Contrast this with the legalist, who, even though he preaches a “ministry of death,” remains loyal to the very law that was intended to lead a man to Christ. Ironically, through this strict adherence to the Law, there’s actually an opportunity for faith to lead such a person to the hope found in the Gospel.
Does this mean that we should stop speaking out about the hazards of legalistic thinking, because it’s not as dangerous as progressivism? Personally, I’m not even sure that this is the right question.
Whenever legalistic thinking and/or progressive thought present themselves as an affront to the message of the cross, we do speak – but not with humanistic partiality. As New Covenant believers, our purpose should not be defined in what we are against, but rather in what we are for – and that is the reconciliation of the world to God. As Paul writes in 2 Corinthians 5:20, “We are therefore Christ’s ambassadors, as though God were making his appeal through us. We implore you on Christ’s behalf: Be reconciled to God.”
The frequency with which grace-oriented believers are turning a blind-eye to the grievous errors of Universalism, yet vehemently splitting hairs over minor doctrines such as the tithe is appalling. It is like jumping over a canyon in order to condemn a crevice.

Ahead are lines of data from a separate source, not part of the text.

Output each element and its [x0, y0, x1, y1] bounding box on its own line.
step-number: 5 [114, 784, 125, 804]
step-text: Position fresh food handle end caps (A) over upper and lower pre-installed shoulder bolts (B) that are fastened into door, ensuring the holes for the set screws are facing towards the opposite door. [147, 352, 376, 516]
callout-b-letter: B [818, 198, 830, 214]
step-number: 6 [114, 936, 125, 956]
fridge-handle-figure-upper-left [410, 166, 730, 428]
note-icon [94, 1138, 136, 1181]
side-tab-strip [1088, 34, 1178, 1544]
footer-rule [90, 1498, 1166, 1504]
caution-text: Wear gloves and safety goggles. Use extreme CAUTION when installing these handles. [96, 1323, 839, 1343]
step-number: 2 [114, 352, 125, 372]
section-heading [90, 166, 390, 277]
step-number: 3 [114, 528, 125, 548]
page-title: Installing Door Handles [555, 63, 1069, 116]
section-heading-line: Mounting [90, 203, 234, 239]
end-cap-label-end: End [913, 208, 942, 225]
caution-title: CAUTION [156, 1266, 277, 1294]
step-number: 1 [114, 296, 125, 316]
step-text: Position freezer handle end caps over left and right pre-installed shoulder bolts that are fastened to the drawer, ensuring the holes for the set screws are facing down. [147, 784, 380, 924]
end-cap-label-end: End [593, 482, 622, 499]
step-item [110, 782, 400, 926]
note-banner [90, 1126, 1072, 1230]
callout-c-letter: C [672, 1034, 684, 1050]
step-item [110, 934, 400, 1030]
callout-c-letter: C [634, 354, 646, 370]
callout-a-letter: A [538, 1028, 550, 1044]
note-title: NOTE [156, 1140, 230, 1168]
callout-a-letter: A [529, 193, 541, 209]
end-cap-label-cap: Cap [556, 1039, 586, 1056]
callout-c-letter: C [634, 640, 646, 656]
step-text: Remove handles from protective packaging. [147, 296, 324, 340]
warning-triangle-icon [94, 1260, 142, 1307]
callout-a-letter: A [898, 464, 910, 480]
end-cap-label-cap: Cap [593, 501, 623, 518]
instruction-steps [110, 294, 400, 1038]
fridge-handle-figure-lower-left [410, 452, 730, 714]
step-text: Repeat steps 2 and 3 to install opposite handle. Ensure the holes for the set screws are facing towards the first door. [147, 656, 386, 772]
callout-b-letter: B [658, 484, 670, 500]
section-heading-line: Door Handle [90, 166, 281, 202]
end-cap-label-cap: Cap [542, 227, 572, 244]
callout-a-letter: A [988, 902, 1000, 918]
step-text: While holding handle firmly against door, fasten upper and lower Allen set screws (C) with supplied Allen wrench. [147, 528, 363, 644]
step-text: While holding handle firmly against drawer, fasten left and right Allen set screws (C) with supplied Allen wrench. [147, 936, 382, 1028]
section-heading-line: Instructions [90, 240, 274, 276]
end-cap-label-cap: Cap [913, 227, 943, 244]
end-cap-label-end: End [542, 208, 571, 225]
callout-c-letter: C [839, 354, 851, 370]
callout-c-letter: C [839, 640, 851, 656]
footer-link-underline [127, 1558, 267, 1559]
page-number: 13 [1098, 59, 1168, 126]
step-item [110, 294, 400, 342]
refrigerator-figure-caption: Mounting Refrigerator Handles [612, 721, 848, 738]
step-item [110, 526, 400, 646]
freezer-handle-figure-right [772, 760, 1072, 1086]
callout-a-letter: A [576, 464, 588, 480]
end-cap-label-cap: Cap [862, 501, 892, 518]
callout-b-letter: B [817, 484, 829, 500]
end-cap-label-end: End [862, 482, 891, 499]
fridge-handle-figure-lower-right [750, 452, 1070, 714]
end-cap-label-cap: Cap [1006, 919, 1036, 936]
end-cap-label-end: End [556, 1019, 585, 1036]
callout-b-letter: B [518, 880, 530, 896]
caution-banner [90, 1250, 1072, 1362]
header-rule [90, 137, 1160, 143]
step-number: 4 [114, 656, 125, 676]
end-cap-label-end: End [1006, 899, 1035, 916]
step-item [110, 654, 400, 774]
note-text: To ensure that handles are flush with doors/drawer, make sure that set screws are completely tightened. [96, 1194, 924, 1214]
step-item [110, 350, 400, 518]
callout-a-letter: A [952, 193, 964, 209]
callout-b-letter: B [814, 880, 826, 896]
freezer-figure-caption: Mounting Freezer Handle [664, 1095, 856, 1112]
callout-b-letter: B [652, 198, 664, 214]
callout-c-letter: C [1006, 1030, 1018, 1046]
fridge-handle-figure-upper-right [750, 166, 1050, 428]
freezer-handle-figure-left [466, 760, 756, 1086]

Some might falsely think that I’m proposing that it’s never right to challenge tradition or to distance ourselves from so-called orthodoxy, but anyone who has read any of my past works knows that I often challenge traditional commentaries on various passages and present “new” meanings to verses. True orthodoxy, however, should never be mistaken for deceptive interpretations or a misrepresentation of God’s intentions.
So how can we as believers protect ourselves from the blind oppression of legalism or the subtle deception of progressivism?
Here are a few questions to consider when approaching doctrinal differences, both old and new.
- Is my understanding of this belief based upon the sum of God’s Word?
- In order to believe some new idea, am I forced to ignore certain scriptures or invalidate entire books of the Bible?
- Is my belief based upon scriptural context or shaped by my pre-formed assumptions?
- Does my embrace of Jesus as the Word of God force me to distance myself from the Bible as the Word of God?
- Does my view of God’s goodness rob man of his own right to choose?